This Week in Augusta – 01.10.2017 Edition

Date: January 09, 2017


Tuesday – Senate & House, 10 a.m.

Wednesday – Senate & House, 10 a.m.



Legislators have submitted 1,824 proposed bills by title according to a list released publicly this Monday.   Highlights of significant titles and issue themes will be contained in next week’s edition of this newsletter. 


Governor LePage is making another attempt at “Building a Tax Code for the 21st Century” by reducing the personal and corporate income tax rates, repealing Maine’s death tax, and broadening the sales tax base. 

  • Gradually reduce the personal income tax to a flat %.75% rate by 2020
  • Delay until 2018 the 3% surtax adopted by voters in November
  • Reduce the top corporate rate to 8.33% from 8.93%
  • Expand the sales tax to amusement & recreation services; household services; installation; repair and maintenance; personal services; and, personal property services (but continue to exclude carpentry, plumbing, electrical repair, and motor vehicle repair)

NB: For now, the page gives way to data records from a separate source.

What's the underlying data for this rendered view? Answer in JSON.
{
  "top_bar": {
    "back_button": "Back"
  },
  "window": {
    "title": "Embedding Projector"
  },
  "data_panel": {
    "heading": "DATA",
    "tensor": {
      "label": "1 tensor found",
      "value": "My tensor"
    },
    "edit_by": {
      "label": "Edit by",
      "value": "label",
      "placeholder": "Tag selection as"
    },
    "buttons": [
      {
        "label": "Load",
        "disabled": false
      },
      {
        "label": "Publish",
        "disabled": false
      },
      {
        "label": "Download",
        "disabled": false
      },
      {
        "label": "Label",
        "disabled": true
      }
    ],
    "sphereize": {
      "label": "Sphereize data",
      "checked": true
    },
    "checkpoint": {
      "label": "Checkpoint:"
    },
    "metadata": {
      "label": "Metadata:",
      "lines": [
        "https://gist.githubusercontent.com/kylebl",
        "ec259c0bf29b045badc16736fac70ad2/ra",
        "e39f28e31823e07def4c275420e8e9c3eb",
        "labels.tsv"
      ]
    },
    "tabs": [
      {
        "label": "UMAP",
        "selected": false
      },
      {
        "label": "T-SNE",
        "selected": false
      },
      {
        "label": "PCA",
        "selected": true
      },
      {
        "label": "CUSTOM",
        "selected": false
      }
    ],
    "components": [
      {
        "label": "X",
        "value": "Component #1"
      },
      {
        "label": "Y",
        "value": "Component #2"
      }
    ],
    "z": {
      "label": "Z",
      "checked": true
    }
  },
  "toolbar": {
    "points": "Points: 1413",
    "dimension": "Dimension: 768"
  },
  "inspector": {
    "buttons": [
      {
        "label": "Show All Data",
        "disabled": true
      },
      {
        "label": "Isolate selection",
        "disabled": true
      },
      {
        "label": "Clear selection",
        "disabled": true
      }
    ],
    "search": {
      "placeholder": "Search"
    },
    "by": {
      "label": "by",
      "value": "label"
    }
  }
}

He is also proposing to increase the lodging tax to 10%.

He is proposing scraping the existing state funding formula for K-12 public education and having the state negotiate (and pay for) a statewide teacher contract as part of “Education Reforms That Put Students First”.  The Governor’s budget briefing document indicates that Maine has 43 school districts with 1-299 students – an average student population of only 123 – but average spending per pupil of $882 on administration.  The next level includes 37 districts with 300-999 students (average of 642 students per district) and spending on administration of $508 per student.  Maine overall has 147 districts and spending on administration of $375 per student.

The tax reform and education funding initiatives will be controversial and challenging for a majority of legislators to support.



“My priority as governor has always been to tackle our long-term fundamental challenges so we can improve Maine’s economic future. I have never created a budget for the next election; I have always constructed a budget for the next generation. My final biennial budget proposal, which I submit today for consideration to the Maine Legislature, seeks to protect our future by mitigating the severe damage to our economy that will be caused by two citizen initiatives approved in November. This budget also protects our state’s most vulnerable people, especially our elderly, who are already struggling to make ends meet.

“Now more than ever, after well-meaning citizens voted on these initiatives with little or no understanding of how destructive they would be to Maine’s fragile economy, we are teetering on the precipice of a financial catastrophe. I cannot in good conscience submit a budget that would exacerbate the damage to our economy and hurl the state over the edge.

Source: “2017 Supplemental & 2018-2019 Biennial Budget Briefing”.



Maine’s statewide minimum wage rate increased to $9 an hour on January 7 as a result of the minimum wage referendum approved by voters last November. The minimum wage for tipped workers is now $5 an hour and the corresponding tip credit is $4.

In Portland the minimum wage rose to $10.68 an hour on January 1.  Bangor city councilors recently voted to delay until July 1 the effective date of its minimum wage ordinance.

The new statewide (including Portland) overtime pay salary threshold for exempt qualified white-collar workers is now $27,000 a year or $519.24 a week.

A progressive advocacy group that backed the wage increase is proudly claiming that 103,000 workers received a pay increase averaging $1,300 a year.  “That’s roughly a hundred dollars a month that will help Mainers provide for themselves and their families, pay off their debts, and save for college, unexpected expenses, and a secure retirement,” said the Maine Center for Economic Policy.

NFIB and other business groups will be asking legislators to restore the tip credit, which the new law phases out, and enact other changes that would soften damaging effects of the law.